Hulk Hogan was born Terry Bolea and attended high school in Tampa, Fla.
Hogan broke into the wrestling business in the late 1970's, working under names like Terry Boulder.
Hogan and his 24-inch pythons ran wild when Hulkamania swept the globe in the 1980's.
Hogan shocked the world when he bodyslammed the 520-pound Andre the Giant at Wrestlemania III.
Hogan's movie debut was in "Rocky III" as Thunderlips, a wrestler Rocky takes on at a charity event.
Hogan later starred alongside Christopher Lloyd in "Suburban Commando," one of many critical and commercial bombs Hogan was involved in.
Hogan admitted to taking steroids while testifying during a federal trial against WWF owner Vince McMahon. Hogan denied McMahon supplied or forced him to take the steroids, resulting in McMahon's acquittal.
Hogan left WWF and competed in WCW from 1994 to 2000. While there, he teamed with Scott Hall and Kevin Nash to form the infamous New World Order.
Hogan returned to WWF in 2002 and faced off against The Rock at Wrestlemania X8.

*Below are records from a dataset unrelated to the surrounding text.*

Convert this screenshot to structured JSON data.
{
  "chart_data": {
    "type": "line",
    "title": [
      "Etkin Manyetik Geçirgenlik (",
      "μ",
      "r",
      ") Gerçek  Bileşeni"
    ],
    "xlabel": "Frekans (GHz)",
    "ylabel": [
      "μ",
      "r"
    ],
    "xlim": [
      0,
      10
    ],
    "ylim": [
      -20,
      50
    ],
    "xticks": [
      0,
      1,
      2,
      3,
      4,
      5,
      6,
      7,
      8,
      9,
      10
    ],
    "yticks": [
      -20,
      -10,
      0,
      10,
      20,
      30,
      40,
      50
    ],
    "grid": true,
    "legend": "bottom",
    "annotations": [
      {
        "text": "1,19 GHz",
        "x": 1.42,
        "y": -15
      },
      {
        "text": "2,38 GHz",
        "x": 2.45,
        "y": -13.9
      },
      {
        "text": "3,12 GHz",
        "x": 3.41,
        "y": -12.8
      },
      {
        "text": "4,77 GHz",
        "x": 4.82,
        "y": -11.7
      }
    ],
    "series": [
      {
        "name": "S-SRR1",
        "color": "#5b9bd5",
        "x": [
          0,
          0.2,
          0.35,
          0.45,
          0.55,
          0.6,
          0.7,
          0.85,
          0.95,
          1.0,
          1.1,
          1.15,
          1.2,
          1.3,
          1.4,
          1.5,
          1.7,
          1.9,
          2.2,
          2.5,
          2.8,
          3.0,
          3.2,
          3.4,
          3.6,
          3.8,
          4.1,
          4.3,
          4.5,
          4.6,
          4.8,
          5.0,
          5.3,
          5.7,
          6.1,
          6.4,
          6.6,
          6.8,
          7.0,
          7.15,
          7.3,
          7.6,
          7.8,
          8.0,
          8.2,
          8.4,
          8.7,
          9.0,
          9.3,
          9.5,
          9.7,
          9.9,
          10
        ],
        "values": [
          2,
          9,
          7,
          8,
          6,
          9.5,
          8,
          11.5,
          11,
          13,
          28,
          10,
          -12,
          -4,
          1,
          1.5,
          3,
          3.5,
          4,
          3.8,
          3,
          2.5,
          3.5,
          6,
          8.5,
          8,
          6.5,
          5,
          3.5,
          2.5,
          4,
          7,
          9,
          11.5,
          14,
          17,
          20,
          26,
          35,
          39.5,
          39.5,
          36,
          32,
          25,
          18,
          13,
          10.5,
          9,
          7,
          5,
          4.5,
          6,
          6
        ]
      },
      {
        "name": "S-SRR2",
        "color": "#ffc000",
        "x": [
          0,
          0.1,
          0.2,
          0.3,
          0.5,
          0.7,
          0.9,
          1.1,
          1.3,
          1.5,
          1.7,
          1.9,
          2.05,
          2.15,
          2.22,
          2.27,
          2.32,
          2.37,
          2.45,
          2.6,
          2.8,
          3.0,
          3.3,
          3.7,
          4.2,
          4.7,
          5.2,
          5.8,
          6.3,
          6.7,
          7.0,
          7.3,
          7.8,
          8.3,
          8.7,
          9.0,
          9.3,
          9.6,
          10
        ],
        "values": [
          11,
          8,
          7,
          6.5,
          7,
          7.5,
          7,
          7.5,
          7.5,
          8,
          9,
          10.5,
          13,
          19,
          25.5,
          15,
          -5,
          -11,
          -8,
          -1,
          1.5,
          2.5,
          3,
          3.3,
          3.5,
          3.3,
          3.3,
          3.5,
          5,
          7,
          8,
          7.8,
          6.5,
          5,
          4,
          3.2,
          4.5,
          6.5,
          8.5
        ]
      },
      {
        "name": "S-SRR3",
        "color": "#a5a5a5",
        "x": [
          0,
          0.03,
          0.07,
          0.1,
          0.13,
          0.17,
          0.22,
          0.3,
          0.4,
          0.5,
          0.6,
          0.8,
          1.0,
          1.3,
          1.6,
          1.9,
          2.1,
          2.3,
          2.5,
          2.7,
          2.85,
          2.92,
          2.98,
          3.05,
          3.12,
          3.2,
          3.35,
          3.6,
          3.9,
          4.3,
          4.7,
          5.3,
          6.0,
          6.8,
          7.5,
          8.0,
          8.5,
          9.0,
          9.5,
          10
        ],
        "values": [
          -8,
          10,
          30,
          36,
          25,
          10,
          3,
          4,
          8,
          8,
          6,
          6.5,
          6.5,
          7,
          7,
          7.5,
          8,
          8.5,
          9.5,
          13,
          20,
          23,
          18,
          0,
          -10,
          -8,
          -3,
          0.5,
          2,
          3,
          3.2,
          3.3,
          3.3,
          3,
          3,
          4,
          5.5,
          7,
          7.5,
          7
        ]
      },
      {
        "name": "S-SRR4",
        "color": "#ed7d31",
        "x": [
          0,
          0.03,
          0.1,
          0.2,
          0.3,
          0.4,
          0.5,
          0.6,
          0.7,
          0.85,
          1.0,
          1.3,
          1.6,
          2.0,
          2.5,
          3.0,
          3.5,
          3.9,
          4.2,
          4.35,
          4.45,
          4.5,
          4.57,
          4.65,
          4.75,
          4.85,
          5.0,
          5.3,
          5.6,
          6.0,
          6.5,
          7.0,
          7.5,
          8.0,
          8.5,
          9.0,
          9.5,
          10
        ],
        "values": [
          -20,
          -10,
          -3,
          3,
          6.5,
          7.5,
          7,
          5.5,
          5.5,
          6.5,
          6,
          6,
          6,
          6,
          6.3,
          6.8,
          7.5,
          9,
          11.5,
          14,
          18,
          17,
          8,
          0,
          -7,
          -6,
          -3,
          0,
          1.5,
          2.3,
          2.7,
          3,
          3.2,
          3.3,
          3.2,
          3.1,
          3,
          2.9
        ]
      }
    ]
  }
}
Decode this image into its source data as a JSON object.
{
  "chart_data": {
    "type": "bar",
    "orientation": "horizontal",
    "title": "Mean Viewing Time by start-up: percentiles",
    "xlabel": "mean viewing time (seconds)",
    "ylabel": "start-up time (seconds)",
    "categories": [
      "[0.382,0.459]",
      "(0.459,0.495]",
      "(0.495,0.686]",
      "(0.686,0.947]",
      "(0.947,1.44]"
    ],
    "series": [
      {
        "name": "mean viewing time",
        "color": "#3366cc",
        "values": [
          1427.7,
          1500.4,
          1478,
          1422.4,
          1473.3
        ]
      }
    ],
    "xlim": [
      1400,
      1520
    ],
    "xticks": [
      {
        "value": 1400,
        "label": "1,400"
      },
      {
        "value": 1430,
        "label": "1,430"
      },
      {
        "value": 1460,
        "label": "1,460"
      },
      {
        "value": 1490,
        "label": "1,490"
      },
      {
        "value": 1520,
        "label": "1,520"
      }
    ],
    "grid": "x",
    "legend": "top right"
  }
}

Hogan starred in "Hogan Knows Best," a reality show with his family, from 2005 to 2007. The show was abruptly cancelled after Hogan's wife, Linda Claridge, filed for divorce when she discovered Hogan cheated on her during filming.
A few months prior to the divorce, Hogan was harshly criticized after his son was sent to jail for reckless driving that left a friend with irreversible brain damage. Tapes released by local police revealed Hogan and his son blaming the victim during a phone call and planning to capitalize on the crash with a reality TV deal.
Hogan moved to TNA Wrestling in 2010, immediately becoming a major character in the promotion. He returned to WWE in 2014.
A clip from a sex tape featuring Hogan and Heather Clem, ex-wife of Bubba The Love Sponge, is published on Gawker in October 2012.
After returning to WWF, now called WWE, in 2014, Hogan was fired in July 2015 after a racist rant from his sex tapes was released by the National Enquirer.
On March 7, the trial between Hogan and Gawker began. Hogan is suing Gawker for $100 million in damages, accusing the outlet of invasion of privacy.
On March 18, Hogan was awarded $115 million (more than the amount he was seeking) after a ten-day trial and less than a day of deliberation by the jury.